У меня снова запершило в горле и глаза защипало от слез. Не потому, что слышал молитву, – слова ее, заученные мною в детстве, сколько раз я повторял их из вечера в вечер, из года в год, пробуждали во мне тоску по тому, что никогда не вернется, по Протве, по тенистому парку над рекой, по сладкой пенке, которую мать снимала для меня с варящегося в медном тазу вишневого варенья, по дортуару кадетского корпуса, где койка моя стояла у окна, из которого виднелся Троицкий собор в кремле, над куполом его всегда летало воронье. Слова молитвы казались наполненными, звенящими, и опять таки не в молитве было дело, а в том, что это были свои, исконно русские слова, и мне стало представляться, будто не слова это вовсе, а золотые и серебряные монеты сыпятся вперемежку на точеное из дерева блюдо. Я уже приполз к последнему кусту – от него до засеки было саженей пять, не больше, лежал, уткнувшись лицом в сырую землю, и, измаявшись грустью, плакал.
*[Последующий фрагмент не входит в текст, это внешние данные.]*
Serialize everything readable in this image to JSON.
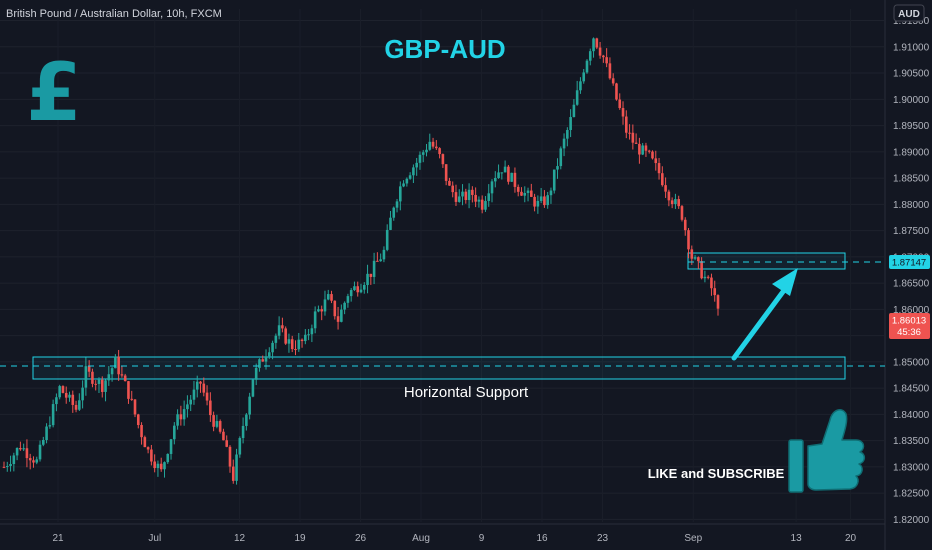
{
  "header": {
    "symbol_title": "British Pound / Australian Dollar, 10h, FXCM",
    "currency_button": "AUD"
  },
  "annotations": {
    "chart_title": "GBP-AUD",
    "support_label": "Horizontal Support",
    "cta": "LIKE and SUBSCRIBE",
    "currency_symbol": "£"
  },
  "price_tags": {
    "level_tag": "1.87147",
    "last_price": "1.86013",
    "countdown": "45:36"
  },
  "colors": {
    "background": "#131722",
    "bull": "#26a69a",
    "bear": "#ef5350",
    "accent": "#22d3e6",
    "annotation": "#1a9aa3",
    "axis_text": "#b2b5be"
  },
  "chart_data": {
    "type": "candlestick",
    "title": "GBP-AUD",
    "symbol": "British Pound / Australian Dollar, 10h, FXCM",
    "timeframe": "10h",
    "y_ticks": [
      "1.91500",
      "1.91000",
      "1.90500",
      "1.90000",
      "1.89500",
      "1.89000",
      "1.88500",
      "1.88000",
      "1.87500",
      "1.87000",
      "1.86500",
      "1.86000",
      "1.85500",
      "1.85000",
      "1.84500",
      "1.84000",
      "1.83500",
      "1.83000",
      "1.82500",
      "1.82000"
    ],
    "x_ticks": [
      "21",
      "Jul",
      "12",
      "19",
      "26",
      "Aug",
      "9",
      "16",
      "23",
      "Sep",
      "13",
      "20"
    ],
    "ylim": [
      1.8195,
      1.9172
    ],
    "support_zone": [
      1.849,
      1.853
    ],
    "support_level": 1.8512,
    "resistance_zone": [
      1.8702,
      1.873
    ],
    "resistance_level": 1.87147,
    "last_price": 1.86013,
    "close_path": [
      [
        0,
        1.83
      ],
      [
        5,
        1.834
      ],
      [
        10,
        1.831
      ],
      [
        14,
        1.839
      ],
      [
        17,
        1.845
      ],
      [
        22,
        1.841
      ],
      [
        25,
        1.848
      ],
      [
        30,
        1.8455
      ],
      [
        34,
        1.85
      ],
      [
        38,
        1.844
      ],
      [
        41,
        1.838
      ],
      [
        44,
        1.833
      ],
      [
        48,
        1.829
      ],
      [
        52,
        1.838
      ],
      [
        56,
        1.842
      ],
      [
        60,
        1.846
      ],
      [
        63,
        1.84
      ],
      [
        67,
        1.835
      ],
      [
        70,
        1.828
      ],
      [
        73,
        1.838
      ],
      [
        76,
        1.847
      ],
      [
        80,
        1.852
      ],
      [
        84,
        1.856
      ],
      [
        88,
        1.853
      ],
      [
        92,
        1.854
      ],
      [
        95,
        1.859
      ],
      [
        99,
        1.862
      ],
      [
        102,
        1.858
      ],
      [
        105,
        1.863
      ],
      [
        109,
        1.865
      ],
      [
        112,
        1.867
      ],
      [
        116,
        1.871
      ],
      [
        119,
        1.88
      ],
      [
        122,
        1.885
      ],
      [
        126,
        1.888
      ],
      [
        130,
        1.892
      ],
      [
        133,
        1.889
      ],
      [
        136,
        1.883
      ],
      [
        139,
        1.881
      ],
      [
        143,
        1.882
      ],
      [
        146,
        1.88
      ],
      [
        149,
        1.885
      ],
      [
        152,
        1.887
      ],
      [
        156,
        1.884
      ],
      [
        159,
        1.882
      ],
      [
        163,
        1.88
      ],
      [
        166,
        1.881
      ],
      [
        170,
        1.89
      ],
      [
        173,
        1.896
      ],
      [
        177,
        1.906
      ],
      [
        180,
        1.912
      ],
      [
        183,
        1.908
      ],
      [
        187,
        1.9
      ],
      [
        190,
        1.894
      ],
      [
        193,
        1.891
      ],
      [
        197,
        1.889
      ],
      [
        200,
        1.886
      ],
      [
        203,
        1.882
      ],
      [
        207,
        1.878
      ],
      [
        210,
        1.87
      ],
      [
        213,
        1.867
      ],
      [
        216,
        1.864
      ],
      [
        218,
        1.8601
      ]
    ]
  }
}
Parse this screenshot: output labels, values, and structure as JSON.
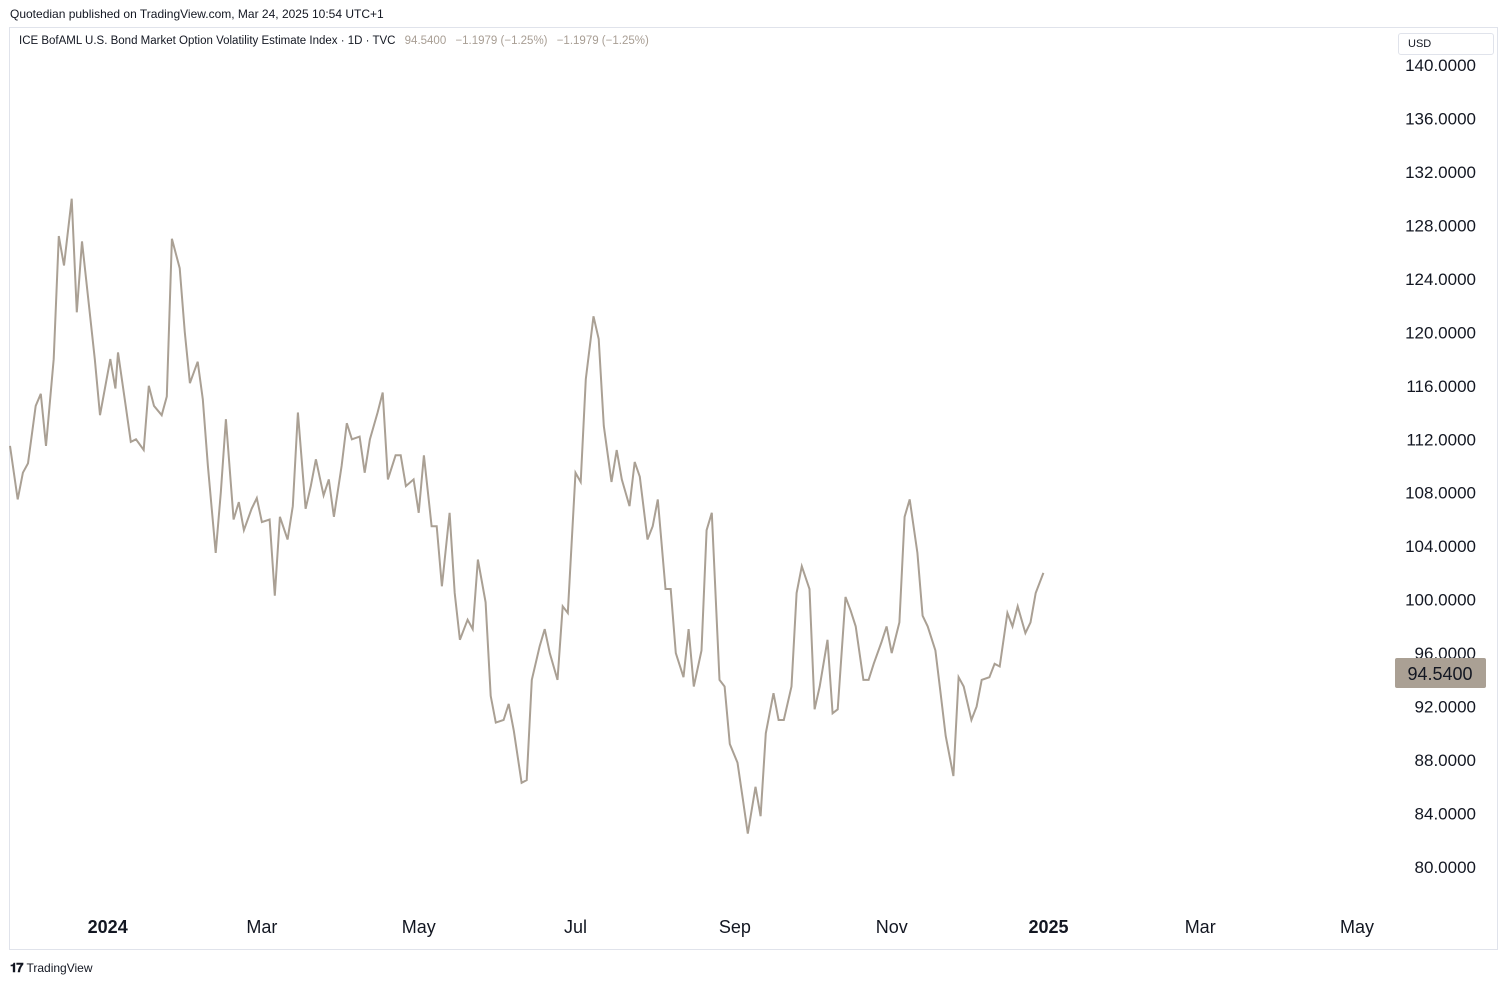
{
  "header": {
    "published": "Quotedian published on TradingView.com, Mar 24, 2025 10:54 UTC+1"
  },
  "legend": {
    "symbol": "ICE BofAML U.S. Bond Market Option Volatility Estimate Index · 1D · TVC",
    "last": "94.5400",
    "change1": "−1.1979 (−1.25%)",
    "change2": "−1.1979 (−1.25%)"
  },
  "currency": "USD",
  "price_tag": "94.5400",
  "footer": {
    "brand": "TradingView",
    "logo_icon": "tradingview-logo-icon"
  },
  "colors": {
    "line": "#aaa094",
    "price_tag_bg": "#aaa094",
    "price_tag_text": "#131722"
  },
  "chart_data": {
    "type": "line",
    "title": "ICE BofAML U.S. Bond Market Option Volatility Estimate Index · 1D · TVC",
    "ylim": [
      80,
      140
    ],
    "yticks": [
      "80.0000",
      "84.0000",
      "88.0000",
      "92.0000",
      "96.0000",
      "100.0000",
      "104.0000",
      "108.0000",
      "112.0000",
      "116.0000",
      "120.0000",
      "124.0000",
      "128.0000",
      "132.0000",
      "136.0000",
      "140.0000"
    ],
    "xticks": [
      {
        "label": "2024",
        "date": "2024-01-01",
        "bold": true
      },
      {
        "label": "Mar",
        "date": "2024-03-01",
        "bold": false
      },
      {
        "label": "May",
        "date": "2024-05-01",
        "bold": false
      },
      {
        "label": "Jul",
        "date": "2024-07-01",
        "bold": false
      },
      {
        "label": "Sep",
        "date": "2024-09-01",
        "bold": false
      },
      {
        "label": "Nov",
        "date": "2024-11-01",
        "bold": false
      },
      {
        "label": "2025",
        "date": "2025-01-01",
        "bold": true
      },
      {
        "label": "Mar",
        "date": "2025-03-01",
        "bold": false
      },
      {
        "label": "May",
        "date": "2025-05-01",
        "bold": false
      }
    ],
    "xlim": [
      "2023-11-24",
      "2025-05-15"
    ],
    "grid": false,
    "series": [
      {
        "points": [
          [
            "2023-11-24",
            111.5
          ],
          [
            "2023-11-27",
            107.5
          ],
          [
            "2023-11-29",
            109.5
          ],
          [
            "2023-12-01",
            110.2
          ],
          [
            "2023-12-04",
            114.5
          ],
          [
            "2023-12-06",
            115.4
          ],
          [
            "2023-12-08",
            111.5
          ],
          [
            "2023-12-11",
            118.0
          ],
          [
            "2023-12-13",
            127.2
          ],
          [
            "2023-12-15",
            125.0
          ],
          [
            "2023-12-18",
            130.0
          ],
          [
            "2023-12-20",
            121.5
          ],
          [
            "2023-12-22",
            126.8
          ],
          [
            "2023-12-27",
            118.0
          ],
          [
            "2023-12-29",
            113.8
          ],
          [
            "2024-01-02",
            118.0
          ],
          [
            "2024-01-04",
            115.8
          ],
          [
            "2024-01-05",
            118.5
          ],
          [
            "2024-01-08",
            114.5
          ],
          [
            "2024-01-10",
            111.8
          ],
          [
            "2024-01-12",
            112.0
          ],
          [
            "2024-01-15",
            111.2
          ],
          [
            "2024-01-17",
            116.0
          ],
          [
            "2024-01-19",
            114.5
          ],
          [
            "2024-01-22",
            113.8
          ],
          [
            "2024-01-24",
            115.2
          ],
          [
            "2024-01-26",
            127.0
          ],
          [
            "2024-01-29",
            124.8
          ],
          [
            "2024-01-31",
            120.0
          ],
          [
            "2024-02-02",
            116.2
          ],
          [
            "2024-02-05",
            117.8
          ],
          [
            "2024-02-07",
            115.0
          ],
          [
            "2024-02-09",
            110.0
          ],
          [
            "2024-02-12",
            103.5
          ],
          [
            "2024-02-14",
            108.0
          ],
          [
            "2024-02-16",
            113.5
          ],
          [
            "2024-02-19",
            106.0
          ],
          [
            "2024-02-21",
            107.3
          ],
          [
            "2024-02-23",
            105.2
          ],
          [
            "2024-02-26",
            106.8
          ],
          [
            "2024-02-28",
            107.6
          ],
          [
            "2024-03-01",
            105.8
          ],
          [
            "2024-03-04",
            106.0
          ],
          [
            "2024-03-06",
            100.3
          ],
          [
            "2024-03-08",
            106.2
          ],
          [
            "2024-03-11",
            104.5
          ],
          [
            "2024-03-13",
            107.0
          ],
          [
            "2024-03-15",
            114.0
          ],
          [
            "2024-03-18",
            106.8
          ],
          [
            "2024-03-20",
            108.5
          ],
          [
            "2024-03-22",
            110.5
          ],
          [
            "2024-03-25",
            107.8
          ],
          [
            "2024-03-27",
            109.0
          ],
          [
            "2024-03-29",
            106.2
          ],
          [
            "2024-04-01",
            110.0
          ],
          [
            "2024-04-03",
            113.2
          ],
          [
            "2024-04-05",
            112.0
          ],
          [
            "2024-04-08",
            112.2
          ],
          [
            "2024-04-10",
            109.5
          ],
          [
            "2024-04-12",
            112.0
          ],
          [
            "2024-04-15",
            114.0
          ],
          [
            "2024-04-17",
            115.5
          ],
          [
            "2024-04-19",
            109.0
          ],
          [
            "2024-04-22",
            110.8
          ],
          [
            "2024-04-24",
            110.8
          ],
          [
            "2024-04-26",
            108.5
          ],
          [
            "2024-04-29",
            109.0
          ],
          [
            "2024-05-01",
            106.5
          ],
          [
            "2024-05-03",
            110.8
          ],
          [
            "2024-05-06",
            105.5
          ],
          [
            "2024-05-08",
            105.5
          ],
          [
            "2024-05-10",
            101.0
          ],
          [
            "2024-05-13",
            106.5
          ],
          [
            "2024-05-15",
            100.5
          ],
          [
            "2024-05-17",
            97.0
          ],
          [
            "2024-05-20",
            98.5
          ],
          [
            "2024-05-22",
            97.8
          ],
          [
            "2024-05-24",
            103.0
          ],
          [
            "2024-05-27",
            99.8
          ],
          [
            "2024-05-29",
            92.8
          ],
          [
            "2024-05-31",
            90.8
          ],
          [
            "2024-06-03",
            91.0
          ],
          [
            "2024-06-05",
            92.2
          ],
          [
            "2024-06-07",
            90.2
          ],
          [
            "2024-06-10",
            86.3
          ],
          [
            "2024-06-12",
            86.5
          ],
          [
            "2024-06-14",
            94.0
          ],
          [
            "2024-06-17",
            96.5
          ],
          [
            "2024-06-19",
            97.8
          ],
          [
            "2024-06-21",
            96.0
          ],
          [
            "2024-06-24",
            94.0
          ],
          [
            "2024-06-26",
            99.5
          ],
          [
            "2024-06-28",
            99.0
          ],
          [
            "2024-07-01",
            109.5
          ],
          [
            "2024-07-03",
            108.8
          ],
          [
            "2024-07-05",
            116.5
          ],
          [
            "2024-07-08",
            121.2
          ],
          [
            "2024-07-10",
            119.5
          ],
          [
            "2024-07-12",
            113.0
          ],
          [
            "2024-07-15",
            108.8
          ],
          [
            "2024-07-17",
            111.2
          ],
          [
            "2024-07-19",
            109.0
          ],
          [
            "2024-07-22",
            107.0
          ],
          [
            "2024-07-24",
            110.3
          ],
          [
            "2024-07-26",
            109.2
          ],
          [
            "2024-07-29",
            104.5
          ],
          [
            "2024-07-31",
            105.5
          ],
          [
            "2024-08-02",
            107.5
          ],
          [
            "2024-08-05",
            100.8
          ],
          [
            "2024-08-07",
            100.8
          ],
          [
            "2024-08-09",
            96.0
          ],
          [
            "2024-08-12",
            94.2
          ],
          [
            "2024-08-14",
            97.8
          ],
          [
            "2024-08-16",
            93.5
          ],
          [
            "2024-08-19",
            96.2
          ],
          [
            "2024-08-21",
            105.2
          ],
          [
            "2024-08-23",
            106.5
          ],
          [
            "2024-08-26",
            94.0
          ],
          [
            "2024-08-28",
            93.5
          ],
          [
            "2024-08-30",
            89.2
          ],
          [
            "2024-09-02",
            87.8
          ],
          [
            "2024-09-04",
            85.2
          ],
          [
            "2024-09-06",
            82.5
          ],
          [
            "2024-09-09",
            86.0
          ],
          [
            "2024-09-11",
            83.8
          ],
          [
            "2024-09-13",
            90.0
          ],
          [
            "2024-09-16",
            93.0
          ],
          [
            "2024-09-18",
            91.0
          ],
          [
            "2024-09-20",
            91.0
          ],
          [
            "2024-09-23",
            93.5
          ],
          [
            "2024-09-25",
            100.5
          ],
          [
            "2024-09-27",
            102.5
          ],
          [
            "2024-09-30",
            100.8
          ],
          [
            "2024-10-02",
            91.8
          ],
          [
            "2024-10-04",
            93.5
          ],
          [
            "2024-10-07",
            97.0
          ],
          [
            "2024-10-09",
            91.5
          ],
          [
            "2024-10-11",
            91.8
          ],
          [
            "2024-10-14",
            100.2
          ],
          [
            "2024-10-16",
            99.2
          ],
          [
            "2024-10-18",
            98.0
          ],
          [
            "2024-10-21",
            94.0
          ],
          [
            "2024-10-23",
            94.0
          ],
          [
            "2024-10-25",
            95.2
          ],
          [
            "2024-10-28",
            96.8
          ],
          [
            "2024-10-30",
            98.0
          ],
          [
            "2024-11-01",
            96.0
          ],
          [
            "2024-11-04",
            98.3
          ],
          [
            "2024-11-06",
            106.2
          ],
          [
            "2024-11-08",
            107.5
          ],
          [
            "2024-11-11",
            103.5
          ],
          [
            "2024-11-13",
            98.8
          ],
          [
            "2024-11-15",
            98.0
          ],
          [
            "2024-11-18",
            96.2
          ],
          [
            "2024-11-20",
            93.0
          ],
          [
            "2024-11-22",
            89.8
          ],
          [
            "2024-11-25",
            86.8
          ],
          [
            "2024-11-27",
            94.2
          ],
          [
            "2024-11-29",
            93.5
          ],
          [
            "2024-12-02",
            91.0
          ],
          [
            "2024-12-04",
            92.0
          ],
          [
            "2024-12-06",
            94.0
          ],
          [
            "2024-12-09",
            94.2
          ],
          [
            "2024-12-11",
            95.2
          ],
          [
            "2024-12-13",
            95.0
          ],
          [
            "2024-12-16",
            99.0
          ],
          [
            "2024-12-18",
            98.0
          ],
          [
            "2024-12-20",
            99.5
          ],
          [
            "2024-12-23",
            97.5
          ],
          [
            "2024-12-25",
            98.3
          ],
          [
            "2024-12-27",
            100.5
          ],
          [
            "2024-12-30",
            102.0
          ]
        ]
      }
    ]
  }
}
Пусть кто хочет, осудит, но если б в ту минуту меня заметили и окликнули: «Стой, кто идет?» – я, наверно, отозвался бы. Но меня никто не обнаружил, и я лежал на холодной траве, думая, что если до сих пор я не скучал явно по всему столь дорогому и близкому мне, то, рано или поздно, тоска все равно пробудилась бы.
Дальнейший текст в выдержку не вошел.